Orador nesta segunda-feira, 15, em Luanda, do fórum ‘Pensar Global’, o ex-secretário-geral adjunto da ONU disse que é uma realidade transversal a muitos Estados africanos medirem o crescimento do Produto Interno Brito, sem avaliar a qualidade ou a transformação.
“Para vos dar os dados muito claros sobre o que isso representa macroeconomicamente: 80% das exportações africanas são de matérias-primas, sendo que 60% são de produtos fósseis. E sabemos, por exemplo, que a mineração corresponde a cerca de 1% do emprego formal da África”, elucidou.
O professor na Mandela School of Public Governance da Universidade de Cape Town referiu que a área extractiva africana é um terreno “muito propício” para apropriação de capital sem transformação, para quem se trata de uma característica que contribui para uma falta de qualidade, para um crescimento, mas sem qualidade.
No evento que decorreu sob o lema ‘África e Mundo – Repensar a Relação Actual e Redefinir o Futuro’, Carlos Lopes apontou outras características que traduzem um quadro crítico do continente, como o coeficiente Gini, que mede as desigualdades, e que revela que África detém um dos índices mais elevados do mundo, apenas superada pela América Latina.
“Há uma corrupção distributiva e há uma corrupção exclusiva. A corrupção distributiva é aquela que, apesar de não contribuir para uma transformação estrutural das economias, ela permite, de qualquer forma, uma certa apropriação mais democrática, que é o caso de muitos países asiáticos. Em África, temos uma corrupção que é tendencialmente muito exclusiva, ou seja, que as elites beneficiam e o resto da população vê passar”, denunciou.

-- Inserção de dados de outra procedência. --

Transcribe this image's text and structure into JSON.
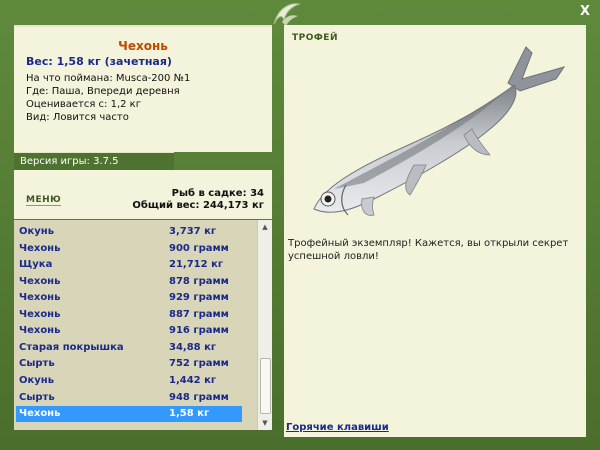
{
  "window": {
    "close_label": "X"
  },
  "catch": {
    "title": "Чехонь",
    "weight": "Вес: 1,58 кг (зачетная)",
    "bait": "На что поймана: Musca-200 №1",
    "place": "Где: Паша, Впереди деревня",
    "value": "Оценивается с: 1,2 кг",
    "kind": "Вид: Ловится часто"
  },
  "version": "Версия игры: 3.7.5",
  "menu_label": "МЕНЮ",
  "stats": {
    "count": "Рыб в садке: 34",
    "total": "Общий вес: 244,173 кг"
  },
  "fish_list": [
    {
      "name": "Окунь",
      "weight": "3,737 кг"
    },
    {
      "name": "Чехонь",
      "weight": "900 грамм"
    },
    {
      "name": "Щука",
      "weight": "21,712 кг"
    },
    {
      "name": "Чехонь",
      "weight": "878 грамм"
    },
    {
      "name": "Чехонь",
      "weight": "929 грамм"
    },
    {
      "name": "Чехонь",
      "weight": "887 грамм"
    },
    {
      "name": "Чехонь",
      "weight": "916 грамм"
    },
    {
      "name": "Старая покрышка",
      "weight": "34,88 кг"
    },
    {
      "name": "Сырть",
      "weight": "752 грамм"
    },
    {
      "name": "Окунь",
      "weight": "1,442 кг"
    },
    {
      "name": "Сырть",
      "weight": "948 грамм"
    },
    {
      "name": "Чехонь",
      "weight": "1,58 кг"
    }
  ],
  "selected_index": 11,
  "trophy": {
    "label": "ТРОФЕЙ",
    "text": "Трофейный экземпляр! Кажется, вы открыли секрет успешной ловли!",
    "hotkeys": "Горячие клавиши"
  },
  "colors": {
    "frame": "#4e7330",
    "panel": "#f4f3dc",
    "title": "#c04a00",
    "link": "#1a2a8a",
    "selected": "#3399ff"
  }
}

O orador principal da edição de estreia do espaço de reflexão ‘Pensar Global’ disse que, face ao exposto, existe no continente uma tendência para se preservar por parte das elites um modelo extractivo que corresponda àquilo que os parceiros económicos preferem: um quadro que permite que a transferência principal do capital seja feita para fora do continente.